The benchmark Nikkei 225 index was up 0.25 percent, or 55.82 points, at 22,548.50 in early trade, while the broader Topix index was rose 0.28 percent, or 4.58 points, to 1,626.57.

"As the Brexit issue is now likely to be an 'extended game', the Japanese market this week will test the upside," Okasan Online Securities said in a commentary.

Investors were closely watching the dollar-yen rate with their attention shifting to Japanese corporate earnings reports starting this week, it added.

The dollar fetched 108.37 yen in early Asian trade, against 108.35 yen in New York late Friday.

The currency market shrugged off weekend drama in the British parliament when Johnson's EU divorce agreement was met with a vote in favour of an amendment that effectively withholds approval of the deal.
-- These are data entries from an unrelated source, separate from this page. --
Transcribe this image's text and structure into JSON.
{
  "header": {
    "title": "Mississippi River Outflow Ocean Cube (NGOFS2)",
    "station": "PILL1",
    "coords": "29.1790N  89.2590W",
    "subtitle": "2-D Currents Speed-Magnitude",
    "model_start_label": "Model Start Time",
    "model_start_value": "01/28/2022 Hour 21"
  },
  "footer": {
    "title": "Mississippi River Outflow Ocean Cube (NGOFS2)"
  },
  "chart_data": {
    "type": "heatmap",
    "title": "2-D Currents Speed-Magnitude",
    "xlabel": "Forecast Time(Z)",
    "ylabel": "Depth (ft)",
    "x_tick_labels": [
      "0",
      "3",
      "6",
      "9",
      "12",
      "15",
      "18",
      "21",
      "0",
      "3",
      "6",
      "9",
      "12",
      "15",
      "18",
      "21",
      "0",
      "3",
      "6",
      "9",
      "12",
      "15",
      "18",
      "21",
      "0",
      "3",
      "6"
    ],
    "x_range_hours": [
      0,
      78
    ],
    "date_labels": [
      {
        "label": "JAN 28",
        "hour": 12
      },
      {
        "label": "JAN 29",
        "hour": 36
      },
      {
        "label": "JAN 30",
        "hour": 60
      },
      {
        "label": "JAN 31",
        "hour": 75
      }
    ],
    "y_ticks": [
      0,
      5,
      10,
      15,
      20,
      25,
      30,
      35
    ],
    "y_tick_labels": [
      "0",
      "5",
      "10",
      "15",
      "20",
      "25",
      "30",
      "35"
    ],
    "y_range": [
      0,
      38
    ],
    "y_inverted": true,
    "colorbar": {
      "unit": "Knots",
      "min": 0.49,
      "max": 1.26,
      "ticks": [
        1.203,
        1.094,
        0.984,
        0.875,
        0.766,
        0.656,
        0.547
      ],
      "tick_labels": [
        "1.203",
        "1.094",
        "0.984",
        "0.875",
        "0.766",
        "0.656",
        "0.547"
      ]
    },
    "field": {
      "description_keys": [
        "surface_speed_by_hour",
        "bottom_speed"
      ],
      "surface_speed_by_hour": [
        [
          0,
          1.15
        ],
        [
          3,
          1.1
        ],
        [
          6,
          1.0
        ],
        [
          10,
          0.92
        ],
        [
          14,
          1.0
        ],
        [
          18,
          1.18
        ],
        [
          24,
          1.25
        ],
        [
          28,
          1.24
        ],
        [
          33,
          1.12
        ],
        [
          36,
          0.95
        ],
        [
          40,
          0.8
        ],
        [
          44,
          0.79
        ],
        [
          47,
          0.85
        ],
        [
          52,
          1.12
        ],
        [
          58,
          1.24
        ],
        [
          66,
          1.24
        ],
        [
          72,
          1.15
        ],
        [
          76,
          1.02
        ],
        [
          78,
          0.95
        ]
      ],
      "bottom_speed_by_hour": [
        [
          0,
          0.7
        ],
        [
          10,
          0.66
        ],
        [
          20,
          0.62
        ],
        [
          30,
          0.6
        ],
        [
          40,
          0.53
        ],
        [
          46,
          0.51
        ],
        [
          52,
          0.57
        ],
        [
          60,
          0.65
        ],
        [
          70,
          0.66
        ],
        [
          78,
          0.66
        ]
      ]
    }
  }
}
British lawmakers voted to force Johnson to ask the EU for another Brexit delay, hoping to prevent the country crashing out of the bloc on October 31 with no agreement in place.

"There is no Brexit resolution, yet the outlook remains encouraging," Stephen Innes, Asia Pacific market strategist at AxiTrader, said in a commentary.

"The votes in the UK's House of Commons look to have tipped in favour of passing the deal cemented last week with the European Union" despite a failure to approve the hard-fought deal with the EU last week, he added.

Among major shares in Tokyo, Toyota was up 0.31 percent at 7,391 yen, Panasonic was up 0.94 percent at 896.6 yen and Advantest was up 0.75 percent at 5,330 yen.

Japan booked a trade deficit of 123 billion yen ($1.14 billion) in September, the third consecutive monthly deficit, according to finance ministry data released 10 minutes before the opening bell.

On Wall Street, the Dow ended down 1.0 percent at 26,770.20.